中国・ネパール国境の氷河土石流が問う「一帯一路」
巨大開発と情報統制が抱える越境災害のリスク

  • 2026/9/8

 2026年8月26日、中国とネパールの国境地帯を大規模な氷河土石流が襲いました。気候変動による氷河の不安定化が指摘される一方、被災地は、中国が巨大経済圏構想「一帯一路」のもとで開発を進めてきた戦略的な地域でもあります。国境を越えて被害が広がる災害に、両国は十分な情報共有と協力で備えることができていたのでしょうか。

 中国の政治社会を長年取材してきたジャーナリストの福島香織さんが、今回の災害を手がかりに、ヒマラヤで進む巨大インフラ開発とそのリスク、そしてチベットをめぐる中国の地政学的戦略を読み解きます。

 

 8月26日、中国・ネパール国境で大規模な氷河土石流災害が発生した。二次災害の危険が残るなか、今なお外国人観光客を含む多くの行方不明者の捜索が続き、被災者への救援も難航している。

 ネパール側の発表によれば、9月7日の段階で死者は1335人を超え、行方不明者も5000人近くに上る。中国側は6日現在、死者43人、行方不明519人。気候温暖化による氷河の不安定化が原因の一つと見られ、世界の気候学者や氷河学者がこの大災害の分析や今後のリスクについて分析を続けている。

 だが、今回の災害を自然の脅威や気候変動への警告という観点だけでとらえることはできない、被災した国境地帯は、中国が「一帯一路」のもとでインフラ開発を進めてきた地域であり、中国にとって地政学的にも重要な場所だからだ。

 国境を越えて被害をもたらす自然災害と巨大インフラ開発、そして中国のチベット政策は、どこで交わるのか。今回の災害から考えてみたい。

大規模な鉄砲水と土石流の犠牲者を悼み、カトマンズのダルバール広場でろうそくを手にする人々 (2026年9月5日撮影)© ロイター/アフロ

ヒマラヤに延びる一帯一路

 この災害の発生地は、中国側ではチベット自治区シガツェ市のキドン(吉隆県。「ギロン」とも表記)に属する、ネパールとの国境地帯だ。被災したキドン国境検問所(吉隆口岸)は、中国とネパールを結ぶ陸上交易拠点となっている。

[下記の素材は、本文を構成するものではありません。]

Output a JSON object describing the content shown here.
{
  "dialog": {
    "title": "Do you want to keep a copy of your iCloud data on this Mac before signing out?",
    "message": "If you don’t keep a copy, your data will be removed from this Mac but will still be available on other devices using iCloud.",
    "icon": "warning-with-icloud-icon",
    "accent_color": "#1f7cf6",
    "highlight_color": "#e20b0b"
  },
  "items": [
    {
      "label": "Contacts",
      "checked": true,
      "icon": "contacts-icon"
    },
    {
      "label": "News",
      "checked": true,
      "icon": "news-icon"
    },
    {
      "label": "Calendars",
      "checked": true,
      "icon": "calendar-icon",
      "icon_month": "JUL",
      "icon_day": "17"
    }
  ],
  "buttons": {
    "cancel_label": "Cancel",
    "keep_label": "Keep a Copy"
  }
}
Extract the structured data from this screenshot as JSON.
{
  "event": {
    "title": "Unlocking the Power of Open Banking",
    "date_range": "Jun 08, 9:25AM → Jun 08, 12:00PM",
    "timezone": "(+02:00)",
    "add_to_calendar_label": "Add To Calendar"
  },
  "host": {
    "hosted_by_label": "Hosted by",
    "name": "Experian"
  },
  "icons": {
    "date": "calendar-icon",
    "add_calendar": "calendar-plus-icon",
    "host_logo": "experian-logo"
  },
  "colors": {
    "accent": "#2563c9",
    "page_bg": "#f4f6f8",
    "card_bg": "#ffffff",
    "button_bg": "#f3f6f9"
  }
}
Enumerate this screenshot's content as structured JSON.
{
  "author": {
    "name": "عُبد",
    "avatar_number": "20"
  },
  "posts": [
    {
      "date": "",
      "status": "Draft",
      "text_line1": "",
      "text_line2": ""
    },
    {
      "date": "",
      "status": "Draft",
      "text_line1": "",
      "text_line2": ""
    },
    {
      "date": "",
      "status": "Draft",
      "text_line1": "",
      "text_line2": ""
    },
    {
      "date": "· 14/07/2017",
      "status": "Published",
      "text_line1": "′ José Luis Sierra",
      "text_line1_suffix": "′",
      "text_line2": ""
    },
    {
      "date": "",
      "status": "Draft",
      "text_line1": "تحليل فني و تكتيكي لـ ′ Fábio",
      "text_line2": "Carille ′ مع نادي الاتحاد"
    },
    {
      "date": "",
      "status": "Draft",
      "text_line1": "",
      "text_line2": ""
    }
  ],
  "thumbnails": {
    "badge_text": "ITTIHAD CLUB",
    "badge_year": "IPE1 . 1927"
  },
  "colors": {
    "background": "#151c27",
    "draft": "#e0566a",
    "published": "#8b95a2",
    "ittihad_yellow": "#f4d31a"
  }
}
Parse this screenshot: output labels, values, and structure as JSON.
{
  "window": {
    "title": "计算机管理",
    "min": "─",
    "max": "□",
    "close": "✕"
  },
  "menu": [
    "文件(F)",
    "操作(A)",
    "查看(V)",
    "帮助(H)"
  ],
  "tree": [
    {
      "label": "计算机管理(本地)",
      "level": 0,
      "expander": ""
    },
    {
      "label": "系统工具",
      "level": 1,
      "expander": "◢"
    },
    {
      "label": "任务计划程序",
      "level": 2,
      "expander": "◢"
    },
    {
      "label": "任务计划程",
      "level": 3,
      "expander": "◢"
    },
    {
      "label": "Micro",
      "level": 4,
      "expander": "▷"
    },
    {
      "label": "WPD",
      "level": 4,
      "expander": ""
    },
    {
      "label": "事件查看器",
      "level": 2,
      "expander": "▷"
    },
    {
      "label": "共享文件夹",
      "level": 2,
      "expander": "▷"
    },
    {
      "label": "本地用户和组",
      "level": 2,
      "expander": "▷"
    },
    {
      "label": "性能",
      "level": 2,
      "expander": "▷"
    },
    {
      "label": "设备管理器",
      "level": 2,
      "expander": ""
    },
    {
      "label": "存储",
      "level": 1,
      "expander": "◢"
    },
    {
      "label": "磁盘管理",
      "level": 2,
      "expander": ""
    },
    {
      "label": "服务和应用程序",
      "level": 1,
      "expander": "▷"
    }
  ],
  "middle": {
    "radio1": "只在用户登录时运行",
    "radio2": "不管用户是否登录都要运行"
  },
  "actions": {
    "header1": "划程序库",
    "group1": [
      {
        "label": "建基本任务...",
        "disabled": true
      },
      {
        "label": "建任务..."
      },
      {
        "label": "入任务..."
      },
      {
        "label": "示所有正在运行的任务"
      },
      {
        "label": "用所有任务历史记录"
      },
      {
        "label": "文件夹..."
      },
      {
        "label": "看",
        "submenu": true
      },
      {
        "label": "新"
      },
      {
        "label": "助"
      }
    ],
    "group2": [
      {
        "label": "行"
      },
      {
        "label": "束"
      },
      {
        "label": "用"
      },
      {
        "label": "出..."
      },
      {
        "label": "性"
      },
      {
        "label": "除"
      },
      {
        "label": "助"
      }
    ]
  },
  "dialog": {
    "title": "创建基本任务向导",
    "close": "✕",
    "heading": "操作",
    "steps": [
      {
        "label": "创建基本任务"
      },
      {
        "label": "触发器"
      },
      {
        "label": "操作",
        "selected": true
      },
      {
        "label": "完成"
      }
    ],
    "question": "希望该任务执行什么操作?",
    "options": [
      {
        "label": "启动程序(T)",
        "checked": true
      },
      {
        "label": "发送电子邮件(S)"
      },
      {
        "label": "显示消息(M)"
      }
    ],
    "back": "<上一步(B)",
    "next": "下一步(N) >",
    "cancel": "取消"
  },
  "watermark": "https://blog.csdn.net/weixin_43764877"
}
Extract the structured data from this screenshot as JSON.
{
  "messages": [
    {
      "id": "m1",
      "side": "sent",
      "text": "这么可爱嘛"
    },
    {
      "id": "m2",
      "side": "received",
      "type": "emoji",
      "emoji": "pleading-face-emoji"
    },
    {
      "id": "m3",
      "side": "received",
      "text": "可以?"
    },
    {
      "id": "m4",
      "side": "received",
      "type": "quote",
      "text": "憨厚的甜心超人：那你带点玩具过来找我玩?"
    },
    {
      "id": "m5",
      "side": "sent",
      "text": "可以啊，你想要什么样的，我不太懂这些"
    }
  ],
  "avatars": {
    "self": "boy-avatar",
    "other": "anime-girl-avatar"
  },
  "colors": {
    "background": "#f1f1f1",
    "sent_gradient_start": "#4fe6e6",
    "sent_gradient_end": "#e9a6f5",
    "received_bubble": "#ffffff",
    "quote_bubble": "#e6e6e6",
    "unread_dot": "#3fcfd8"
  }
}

 この地域では、習近平政権が2014年に一帯一路構想を打ち出して以降、投資と開発が進められてきた。特に、2016年に中国側が提案した、シガツェからキドンを経由してネパール首都のカトマンズまでを結ぶヒマラヤ横断鉄道の建設計画は、一帯一路のチベット・南アジア回廊を形成する最優先プロジェクトとして、2024年にネパール政府との間で合意が締結された。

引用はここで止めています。